It seems that CJK (Chinese-Japanese-Korean) posts are effectively limited to about 100 characters due to limit of 1024 bytes for URIs in Gemini (each character is 9 bytes after encoding). Has there been discussion on this matter? It constrains CJK posts to about 100 characters: a sentence or two.

Posted in: s/AskGemini

🍵 tacomanator

Mar 11 · 8 weeks ago · 😭 1

10 Comments ↓

🌆 skyjake [mod...] · Mar 11 at 12:31:

It comes up occasionally. Per the specification, query strings are percent-encoded UTF-8 and the entire query is max 1024 bytes, so unfortunately yes, CJK characters, Emoji, and other characters that have a long multibyte encoding will quickly fill up the request.

The only workaround is to compose longer messages using multiple requests. That is a server-side app implementation issue.

(Using a different protocol like Titan is the alternative solution.)

🚂 MrSVCD · Mar 11 at 22:07:

Since utf-8 encoded unicode is one of my fixation I want to add this:

Unicode utf-8 is at maximum of 4 bytes per character.

Korean hangul is up to 3 sounds per character, Chinese is whole words in 4 bytes or less and Japanese, if I remember correctly, is word or two sounds or foreign sounds, since they have 3 alphabets

🍵 tacomanator [OP] · Mar 11 at 22:56:

@skyjake Thank you — I had the same thought about multiple requests. Do you know of anyone doing this already?

I looked into Titan. From what I can tell, it essentially bolts a PUT-like operation onto Gemini. I could not find much evidence of it being used anwhere, beyond perhaps a wiki server implementation. Do you know if it has it been applied to sites like Station or a BBS?

🍵 tacomanator [OP] · Mar 11 at 23:03:

@MrSVCD thank you for the clarification.
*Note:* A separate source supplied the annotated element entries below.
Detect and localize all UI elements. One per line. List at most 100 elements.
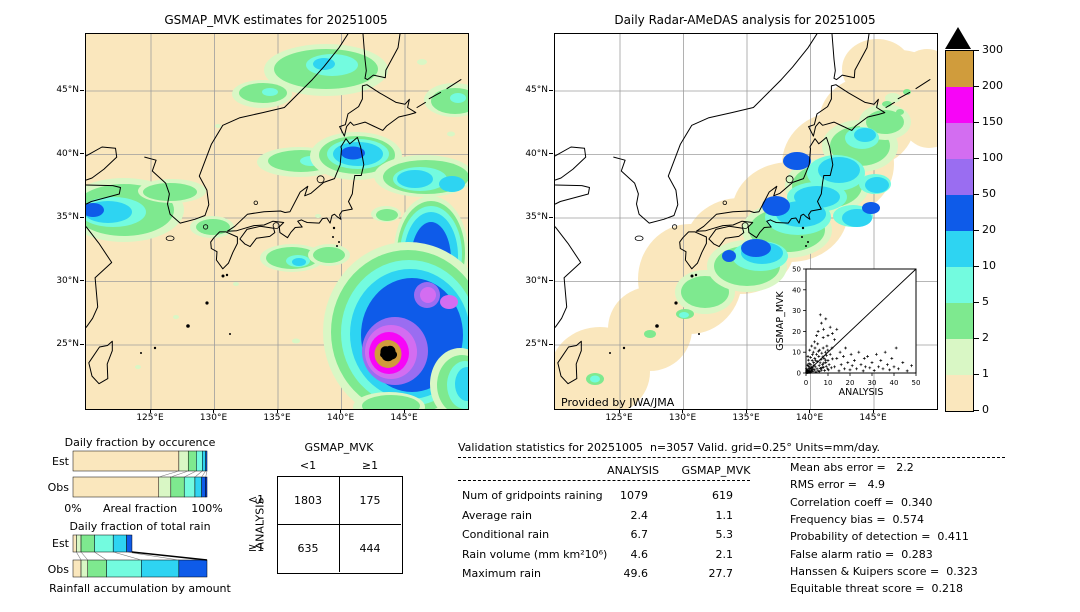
bar-segment: [80, 534, 95, 553]
contingency-row-label-ge1: ≥1: [247, 541, 265, 554]
areal-fraction-min: 0%: [64, 502, 81, 515]
validation-header-rule: [458, 480, 750, 481]
bar-connector: [205, 470, 208, 478]
lon-tick: [618, 409, 620, 413]
lon-tick: [340, 409, 341, 413]
bar-segment: [187, 450, 197, 472]
bar-segment: [72, 534, 77, 553]
typhoon-eye: [380, 345, 398, 362]
radar-map-canvas: Provided by JWA/JMA 0 10 20 30 40 50 0 10 20 30 40…: [555, 34, 937, 409]
contingency-col-label-ge1: ≥1: [361, 459, 379, 472]
occurrence-bars: [72, 450, 208, 498]
lat-tick-label: 40°N: [525, 148, 548, 159]
areal-fraction-label: Areal fraction: [103, 502, 177, 515]
radar-precip-field: [586, 89, 911, 385]
bar-segment: [76, 534, 82, 553]
bar-segment: [178, 559, 208, 578]
lat-tick: [549, 216, 553, 218]
score-correlation: Correlation coeff = 0.340: [790, 496, 933, 509]
bar-segment: [126, 534, 133, 553]
colorbar-overflow-triangle: [945, 27, 971, 49]
gsmap-map-canvas: [86, 34, 468, 409]
colorbar-tick-label: 2: [982, 331, 989, 344]
bar-segment: [170, 476, 185, 498]
colorbar-tick: [974, 409, 979, 411]
lat-tick: [80, 216, 84, 218]
colorbar-tick: [974, 373, 979, 375]
lat-tick-label: 30°N: [56, 275, 79, 286]
colorbar-tick: [974, 229, 979, 231]
lon-tick-label: 135°E: [263, 413, 291, 423]
lon-tick: [809, 409, 810, 413]
fraction-bar-charts: Daily fraction by occurence Est Obs 0% A…: [48, 436, 232, 595]
colorbar-segment: [946, 267, 973, 303]
colorbar-segment: [946, 51, 973, 87]
validation-value: 4.6: [630, 548, 649, 561]
colorbar-segment: [946, 231, 973, 267]
validation-value: 5.3: [715, 528, 734, 541]
lon-tick: [872, 409, 874, 413]
lon-tick: [682, 409, 683, 413]
colorbar-tick-label: 20: [982, 223, 996, 236]
bar-segment: [201, 476, 206, 498]
lat-tick: [549, 153, 553, 154]
occurrence-chart-title: Daily fraction by occurence: [65, 436, 216, 449]
bar-connector: [170, 470, 189, 478]
lon-tick: [149, 409, 151, 413]
bar-segment: [94, 534, 114, 553]
bar-segment: [106, 559, 142, 578]
bar-segment: [202, 450, 206, 472]
score-ets: Equitable threat score = 0.218: [790, 582, 963, 595]
totalrain-chart-title: Daily fraction of total rain: [69, 520, 210, 533]
colorbar-tick: [974, 157, 979, 159]
lat-tick-label: 25°N: [56, 339, 79, 349]
validation-title: Validation statistics for 20251005 n=305…: [458, 441, 881, 454]
validation-row-label: Average rain: [462, 509, 532, 522]
bar-segment: [205, 450, 208, 472]
colorbar-tick: [974, 337, 979, 339]
bar-connector: [158, 470, 179, 478]
inset-y-tick-label: 30: [792, 307, 801, 315]
validation-value: 6.7: [630, 528, 649, 541]
gsmap-precip-field: [86, 44, 468, 409]
validation-row-label: Num of gridpoints raining: [462, 489, 603, 502]
totalrain-bars: [72, 534, 208, 578]
inset-y-tick-label: 0: [797, 370, 801, 378]
validation-col-analysis: ANALYSIS: [607, 464, 659, 477]
colorbar-segment: [946, 375, 973, 411]
bar-segment: [72, 476, 160, 498]
radar-amedas-map: Provided by JWA/JMA 0 10 20 30 40 50 0 10 20 30 40…: [554, 33, 938, 410]
score-rms-error: RMS error = 4.9: [790, 478, 885, 491]
inset-x-tick-label: 20: [846, 379, 855, 387]
colorbar-segment: [946, 303, 973, 339]
bar-connector: [194, 470, 203, 478]
bar-segment: [205, 476, 208, 498]
validation-value: 1.1: [715, 509, 734, 522]
inset-xlabel: ANALYSIS: [839, 387, 884, 398]
contingency-hline: [277, 524, 401, 525]
bar-connector: [126, 551, 179, 561]
bar-connector: [184, 470, 197, 478]
inset-x-tick-label: 50: [912, 379, 921, 387]
inset-x-tick-label: 0: [804, 379, 808, 387]
bar-segment: [196, 450, 203, 472]
score-far: False alarm ratio = 0.283: [790, 548, 933, 561]
colorbar-tick-label: 200: [982, 79, 1003, 92]
colorbar-tick-label: 5: [982, 295, 989, 308]
bar-segment: [194, 476, 202, 498]
lat-tick: [549, 343, 553, 345]
radar-credit: Provided by JWA/JMA: [561, 396, 675, 409]
inset-diagonal: [805, 268, 917, 374]
occurrence-obs-label: Obs: [48, 481, 70, 494]
colorbar-tick-label: 50: [982, 187, 996, 200]
inset-ylabel: GSMAP_MVK: [775, 290, 786, 350]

Japanese has three alphabets, and most of the characters across all three are 3 bytes each and 9 bytes each when percent encoded.

Japanese, and to a degree Korean, are the most affected by the byte limit as they use more characters than Chinese to express the same thing due to particles, conjugations, etc.

🚀 ColonelThirtyTwo · Mar 12 at 02:25:

@MrSVCD UTF8 is max 4 bytes per character but they then get percent encoded, further driving up the bytes per character

🌆 skyjake [mod...] · Mar 12 at 08:00:

@tacomanator Bubble (that runs this site) supports Titan for making and editing long posts. This is documented in the Help:

— /help

Using the Bubble draft composer, you effectively can submit long posts and comments as multiple Gemini requests as well.

Station does not support Titan nor does it allow appending text to previously submitted entries.

Titan is used by some to edit their capsules, gemlogs, and/or tinylogs. I have no examples off the top of my head apart from my own skyjake.fi, where I've got a private Titan edit feature.

🚂 MrSVCD · Mar 12 at 10:39:

@ColonelThirtyTwo That is true but the most common C&K characters have their own entries in unicode.

I think that unicode is trying to go precent encoded to not go to 5 bytes of utf-8.

🍵 tacomanator [OP] · Mar 12 at 23:58:

@skyjake thank you for your help. From there I found a way to post long text from the draft page after enabling Titan in the BBS settings.

The help mentions a ":" command to enter long text mode. I haven't figured how to get that to work yet, but for now I'm happy to have least one have one working method!

🚬 sy · Mar 13 at 15:47:

Maybe this (RFC2718 §2.2.5) should be explicitly allowed in gemini specification:

Unless there is some compelling reason for a particular scheme to do otherwise, translating character sequences into UTF-8 and then subsequently using the %HH encoding for *unsafe* octets is recommended.

Apparently most servers –including BBS and station– already allow it.

— Test with more than 300 kanji characters

🚂 MrSVCD · Mar 13 at 18:04:

Thanks @sy, that explains the difference between what I thought and what op said.